On senior night, the men’s hockey team did what it does best: score goals.

The Bulldogs (12–13–2, 9–10–1 ECAC) dominated the tempo of the game from the beginning, scoring three goals in the opening period, and throttled the visiting Harvard Crimson (8–7–11, 6–4–9) 7–1. Captain Brian O’Neill ’12 notched three assists and forward Kenny Agostino ’14 finished with two goals and two assists, the third time this season he has had multiple goals in a game. Head coach Keith Allain ’80 said he was pleased with the team’s effort over the weekend.

“I think it’s been our best weekend of the year, certainly at home,” Allain said. “To get the sweep was big, and we go on the road feeling pretty good about ourselves.”

8:46 into the game, O’Neill gave the sold-out crowd at Ingalls Rink a lesson on puck handling. As the Bulldogs’ first power play winded down, the senior forward sprinted into the slot, drawing three defenders toward him. O’Neill then quickly passed the puck to a waiting Antoine Laganiere ’13 who knocked it in for the opening goal.

The Elis kept their red-hot offense rolling less than a minute later. Agostino skated down the right side of the rink and sent the puck across the ice to Andrew Miller ’13, who squeezed the puck past Crimson goalie Steve Michalek to widen the Elis’ lead to 2–0. Agostino said that the Bulldogs’ strong transition offense was accountable for much of their success this weekend.

“Transition hockey is so big in college hockey, and we capitalized on transitions numerous times,” Agostino said. “That’s how we got a lot of our goals this weekend.”

With less than two minutes left in the opening period, as Harvard struggled to set up its offense in front the Yale net, Agostino slipped behind the Crimson unnoticed. Laganiere took possession of the puck and sent it to a wide-open Agostino for the easy breakaway goal. The Elis ended the opening period with a 12–3 lead in shots on goal.

In a desperate attempt to score, the Crimson pulled Michalek off the ice for an extra skater with less than a minute to go in the opening frame. But the gamble paid off in an unexpected way.

Miller and defenseman Nick Jaskowiak ’12 were called for holding and elbowing, respectively, with 24 seconds left in the first period. This gave the Crimson a two-man advantage and Danny Beiga scored 23 seconds into the second period to pull Harvard within two.

But the Bulldogs answered a minute and a half later as forward Kevin Limbert ’12 scored on a breakaway to give the Elis a 4–1 lead. Allain said Limbert’s goal was a pivotal moment in the game.

“For us to answer the way we did was huge,” Allain said. “When they scored it was a potetntial for the momentum and the game to slip into their favor, but I think with Limbert’s goal, we put our hands right around it again.”

Tempers flared as the Crimson players increasingly favored an aggressive and undisciplined play style.

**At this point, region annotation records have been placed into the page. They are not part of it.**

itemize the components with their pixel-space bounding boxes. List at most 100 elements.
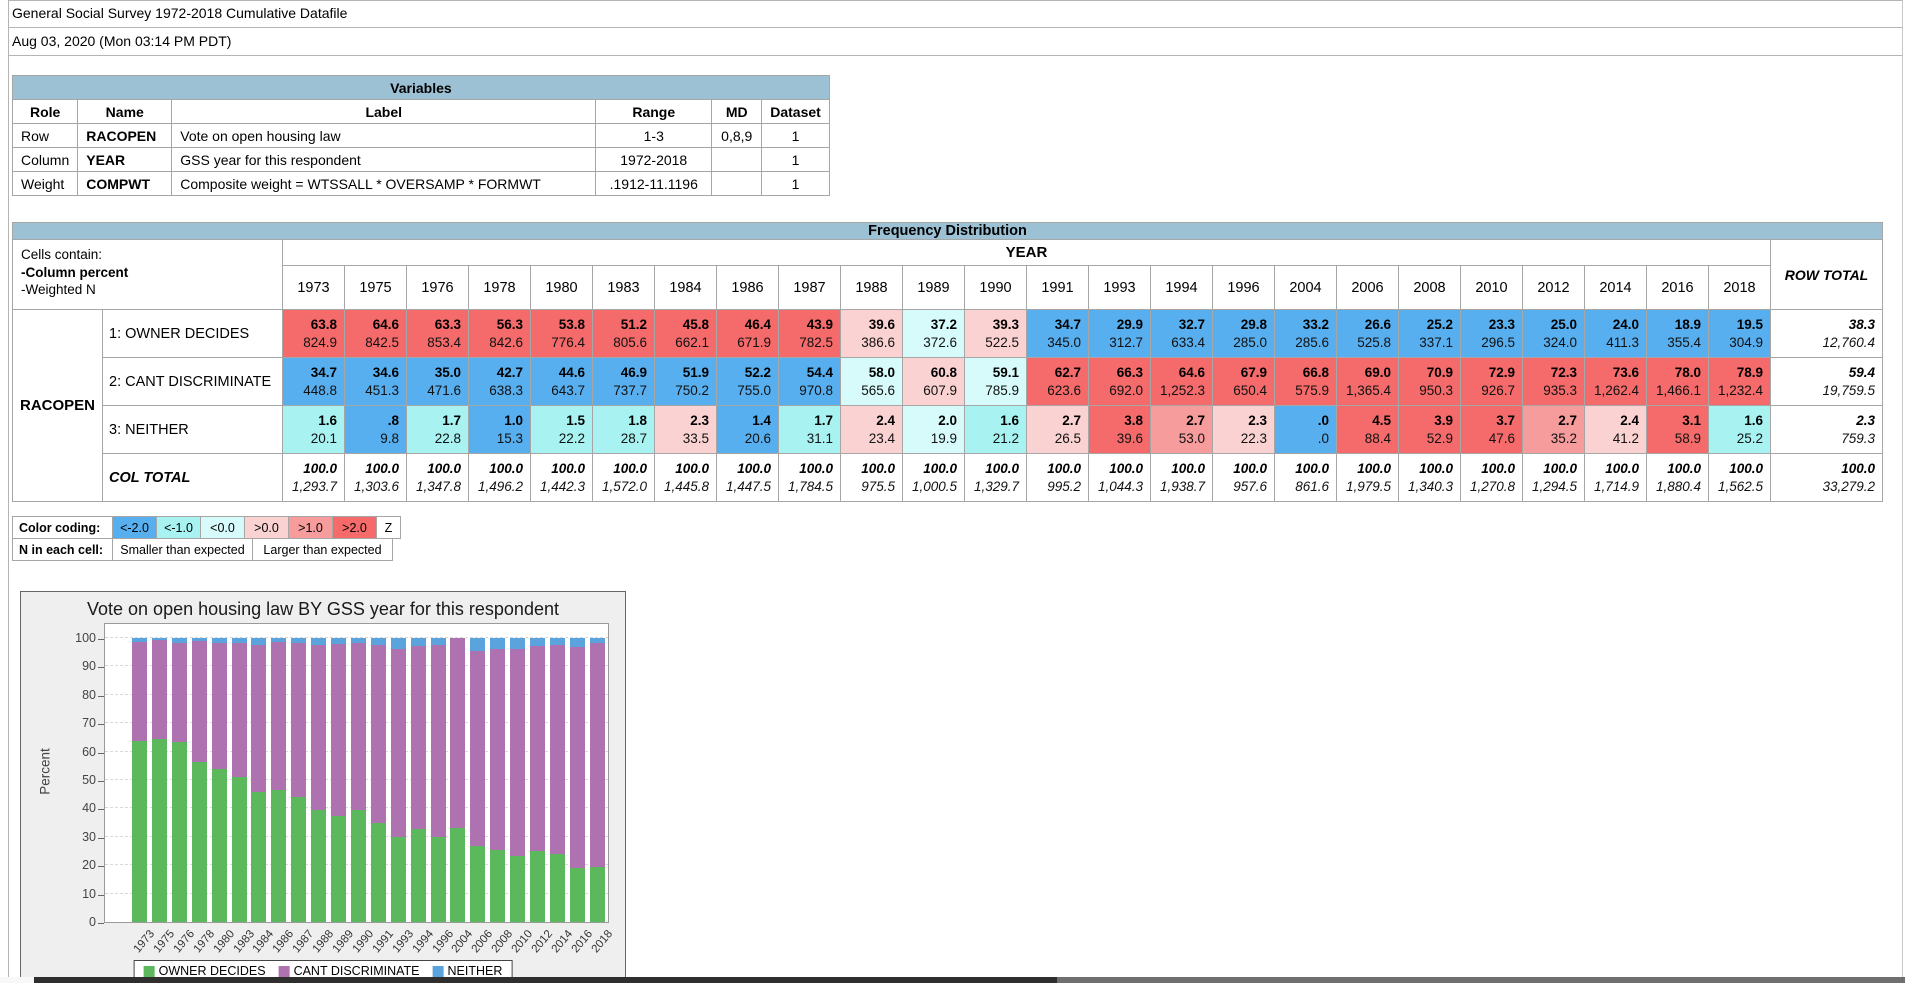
z-swatch: >1.0 [288, 516, 333, 539]
freq-row: 2: CANT DISCRIMINATE 34.7 448.8 34.6 451.3 35… [13, 357, 1883, 406]
freq-cell: 66.3 692.0 [1088, 357, 1151, 406]
bar-segment-cant-discriminate [171, 642, 187, 743]
freq-cell: 100.0 1,294.5 [1522, 453, 1585, 502]
bar-segment-owner-decides [390, 837, 406, 922]
freq-cell-percent: 3.9 [1434, 412, 1453, 428]
freq-cell: 34.7 345.0 [1026, 309, 1089, 358]
variables-cell-role: Row [11, 123, 79, 148]
bar-segment-cant-discriminate [510, 648, 526, 856]
freq-cell-weighted-n: 1,000.5 [911, 478, 957, 494]
freq-cell: 25.0 324.0 [1522, 309, 1585, 358]
freq-cell: 100.0 1,340.3 [1398, 453, 1461, 502]
freq-cell-weighted-n: 1,447.5 [725, 478, 771, 494]
freq-cell: 69.0 1,365.4 [1336, 357, 1399, 406]
freq-cell: 100.0 1,445.8 [654, 453, 717, 502]
page-title: General Social Survey 1972-2018 Cumulati… [12, 5, 348, 21]
freq-cell-percent: 33.2 [1302, 316, 1329, 332]
stacked-bar [390, 638, 406, 922]
freq-cell: 100.0 1,979.5 [1336, 453, 1399, 502]
stacked-bar [311, 638, 327, 922]
stacked-bar [211, 638, 227, 922]
freq-cell-weighted-n: 9.8 [380, 430, 399, 446]
year-column-header: 1973 [282, 265, 345, 310]
freq-row-label: 2: CANT DISCRIMINATE [102, 357, 283, 406]
legend-label: NEITHER [447, 964, 503, 978]
bar-segment-cant-discriminate [350, 642, 366, 811]
freq-cell-percent: 100.0 [985, 460, 1019, 476]
freq-cell: 3.7 47.6 [1460, 405, 1523, 454]
row-variable-label: RACOPEN [12, 309, 103, 502]
freq-cell-weighted-n: 950.3 [1419, 382, 1453, 398]
freq-cell: 60.8 607.9 [902, 357, 965, 406]
freq-cell: 1.4 20.6 [716, 405, 779, 454]
freq-cell: 2.3 33.5 [654, 405, 717, 454]
freq-cell-weighted-n: 671.9 [737, 334, 771, 350]
stacked-bar-chart: Vote on open housing law BY GSS year for… [20, 591, 626, 982]
z-swatch: <0.0 [200, 516, 245, 539]
variables-cell-range: .1912-11.1196 [595, 171, 713, 196]
freq-cell: 45.8 662.1 [654, 309, 717, 358]
y-tick-label: 70 [82, 716, 96, 731]
n-expectation-row: N in each cell: Smaller than expected Larg… [12, 538, 393, 561]
freq-cell: 78.9 1,232.4 [1708, 357, 1771, 406]
freq-cell: 100.0 33,279.2 [1770, 453, 1883, 502]
freq-cell-percent: 29.9 [1116, 316, 1143, 332]
freq-cell-percent: 100.0 [1481, 460, 1515, 476]
freq-cell: 43.9 782.5 [778, 309, 841, 358]
freq-cell-percent: 100.0 [1667, 460, 1701, 476]
freq-cell-percent: 1.4 [752, 412, 771, 428]
stacked-bar [589, 638, 605, 922]
bar-segment-owner-decides [132, 740, 147, 922]
freq-cell-percent: 2.4 [876, 412, 895, 428]
freq-cell-weighted-n: 296.5 [1481, 334, 1515, 350]
freq-cell-percent: 100.0 [551, 460, 585, 476]
freq-cell-percent: 3.7 [1496, 412, 1515, 428]
z-score-label: Z [376, 516, 401, 539]
freq-cell: 51.2 805.6 [592, 309, 655, 358]
freq-cell-weighted-n: 662.1 [675, 334, 709, 350]
variables-row: Row RACOPEN Vote on open housing law 1-3 0,8… [11, 123, 830, 148]
col-total-label: COL TOTAL [102, 453, 283, 502]
freq-cell: 73.6 1,262.4 [1584, 357, 1647, 406]
freq-cell-percent: 56.3 [496, 316, 523, 332]
freq-cell: 100.0 975.5 [840, 453, 903, 502]
freq-cell-weighted-n: 650.4 [1233, 382, 1267, 398]
year-column-header: 2006 [1336, 265, 1399, 310]
freq-cell-weighted-n: 1,232.4 [1717, 382, 1763, 398]
freq-cell: 29.9 312.7 [1088, 309, 1151, 358]
year-column-header: 2018 [1708, 265, 1771, 310]
freq-cell-percent: 2.7 [1186, 412, 1205, 428]
bar-segment-cant-discriminate [311, 644, 327, 810]
y-tick-label: 60 [82, 744, 96, 759]
freq-cell-weighted-n: 304.9 [1729, 334, 1763, 350]
freq-cell: 62.7 623.6 [1026, 357, 1089, 406]
freq-cell: 2.3 22.3 [1212, 405, 1275, 454]
scrollbar-track[interactable] [1057, 977, 1905, 983]
freq-cell-weighted-n: 25.2 [1736, 430, 1763, 446]
freq-cell: 1.6 25.2 [1708, 405, 1771, 454]
scrollbar-thumb[interactable] [34, 977, 1057, 983]
freq-cell-percent: 100.0 [1109, 460, 1143, 476]
freq-cell-percent: 72.9 [1488, 364, 1515, 380]
freq-row-label: 3: NEITHER [102, 405, 283, 454]
freq-cell-weighted-n: 782.5 [799, 334, 833, 350]
freq-cell-weighted-n: 28.7 [620, 430, 647, 446]
legend-swatch [278, 965, 290, 977]
horizontal-scrollbar[interactable] [0, 977, 1905, 983]
freq-cell: 46.9 737.7 [592, 357, 655, 406]
freq-cell-weighted-n: 448.8 [303, 382, 337, 398]
freq-cell: 29.8 285.0 [1212, 309, 1275, 358]
freq-cell: 100.0 1,293.7 [282, 453, 345, 502]
variables-cell-md [711, 171, 763, 196]
bar-segment-owner-decides [510, 855, 526, 922]
freq-cell-weighted-n: 1,270.8 [1469, 478, 1515, 494]
freq-cell-percent: 100.0 [1295, 460, 1329, 476]
freq-cell-weighted-n: 39.6 [1116, 430, 1143, 446]
freq-cell-weighted-n: 53.0 [1178, 430, 1205, 446]
variables-column-header: Name [77, 99, 173, 124]
freq-row: 3: NEITHER 1.6 20.1.8 9.8 1.7 22.8 1.0 15.3 1.5 2… [13, 405, 1883, 454]
freq-cell-percent: 100.0 [923, 460, 957, 476]
freq-cell-weighted-n: 19,759.5 [1822, 382, 1875, 398]
freq-cell-weighted-n: 623.6 [1047, 382, 1081, 398]
freq-cell-weighted-n: 23.4 [868, 430, 895, 446]
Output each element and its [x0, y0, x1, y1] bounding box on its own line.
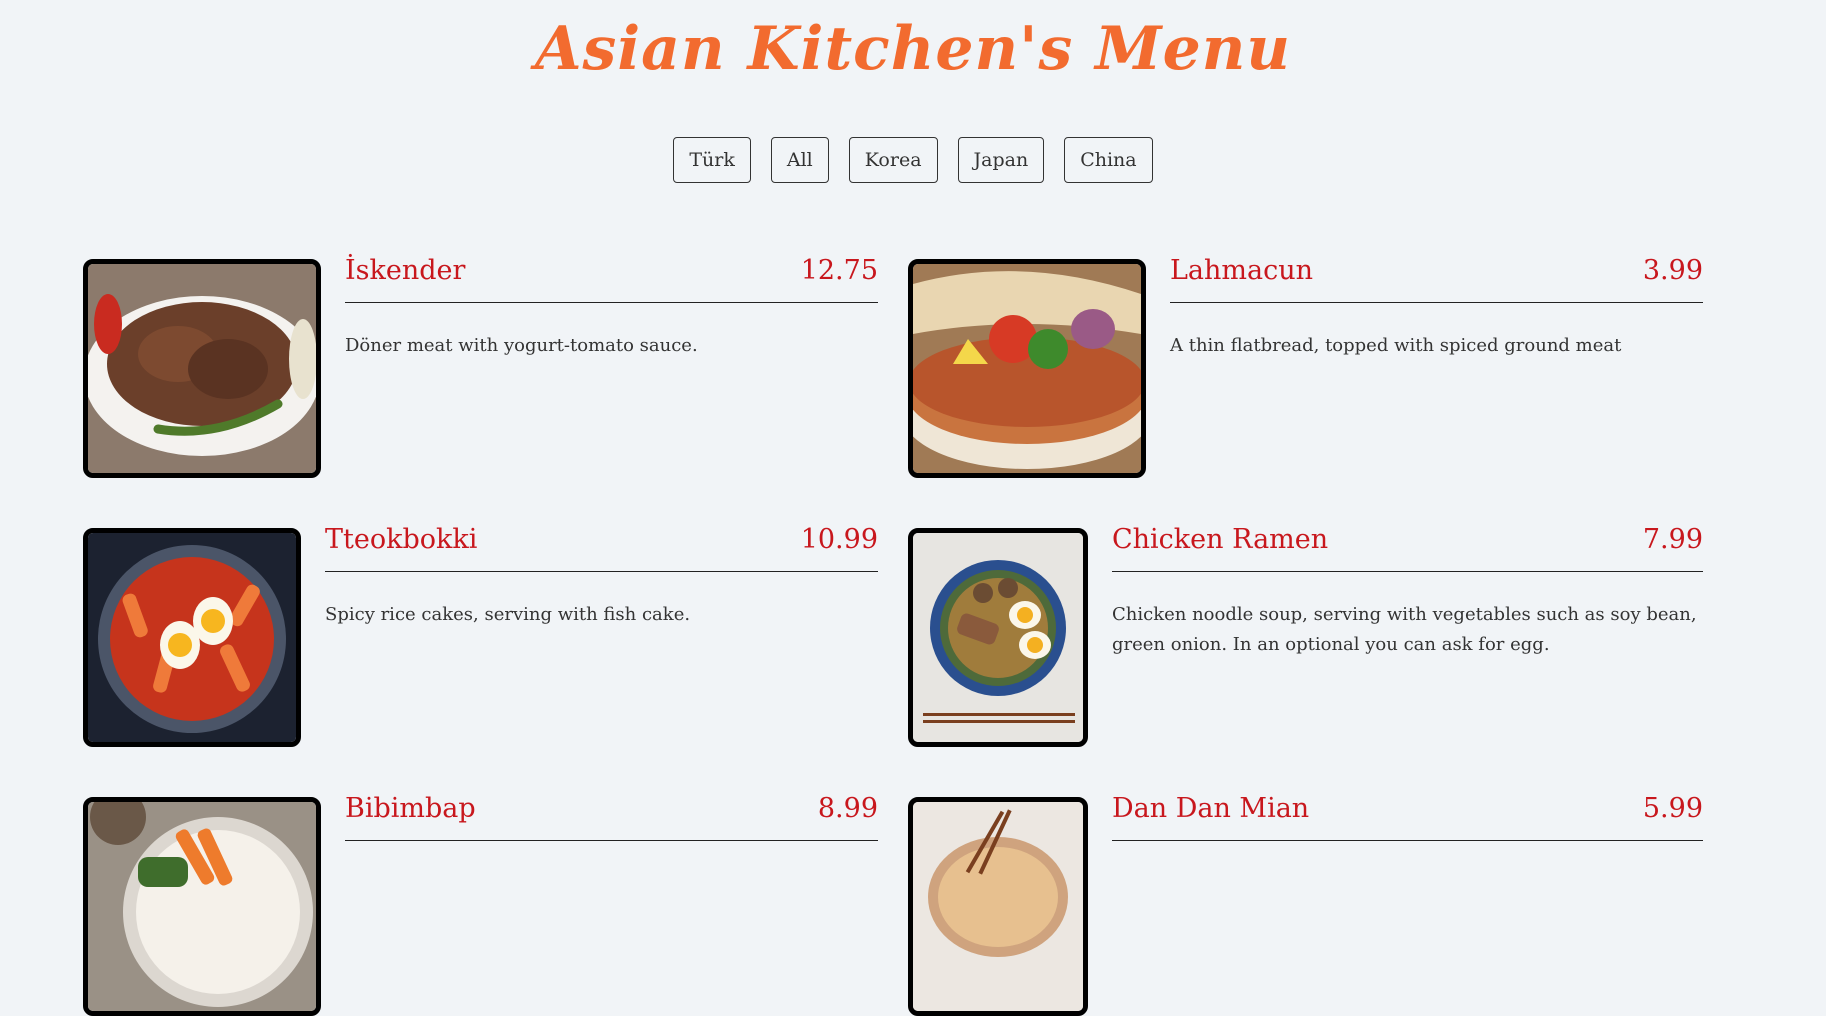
tteokbokki-photo	[83, 528, 301, 747]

In a span of three minutes, the referees whistled seven penalties, five of which were assigned to the Cantabs.

The Crimson finished the game with 13 penalties while the Bulldogs had eight of their own.

The momentum swung back in Yale’s favor as Agostino took advantage of the chaos and scored an unassisted power play goal 8:48 into the second period, putting the Elis ahead by 5–1. Michalek was pulled in favor of Raphael Girard after the play.

Ten different Yale players finished the game with at least one point. Limbert attributed the high-flying attack to Yale’s skaters having more awareness around the net.

“People are putting the extra effort in and making a solid tape-to-tape pass, and the receiver on the other hand too is ready to shoot the puck,” Limbert said. “I think everyone is making crisp passes and is ready to release the puck as soon as its on their stick.”

The Elis’ night was only marred by Chad Ziegler’s ’12 game misconduct penalty after being called for delivering a hit to the head. The penalty resulted in an automatic ejection with 4:24 left before the second intermission. But the Crimson could not score another goal even with the five-minute power play chance.

“That was just a great kill,” Allain said. “That’s the number one power play in the country, and they had five minutes. We used six players, we kept it short, we kept it hurried and we stuck to the plan and blocked some shots.”

With 1:29 left in the game, Limbert tallied his second goal of the night after off a rebound by Matt Killian ’15. 1:14 later, Agostino fed forward Anthony Day ’15 for the latter’s first collegiate goal.

The Elis will be back in action next weekend when they travel to Princeton and nearby Quinnipiac for their final regular season contests of 2012.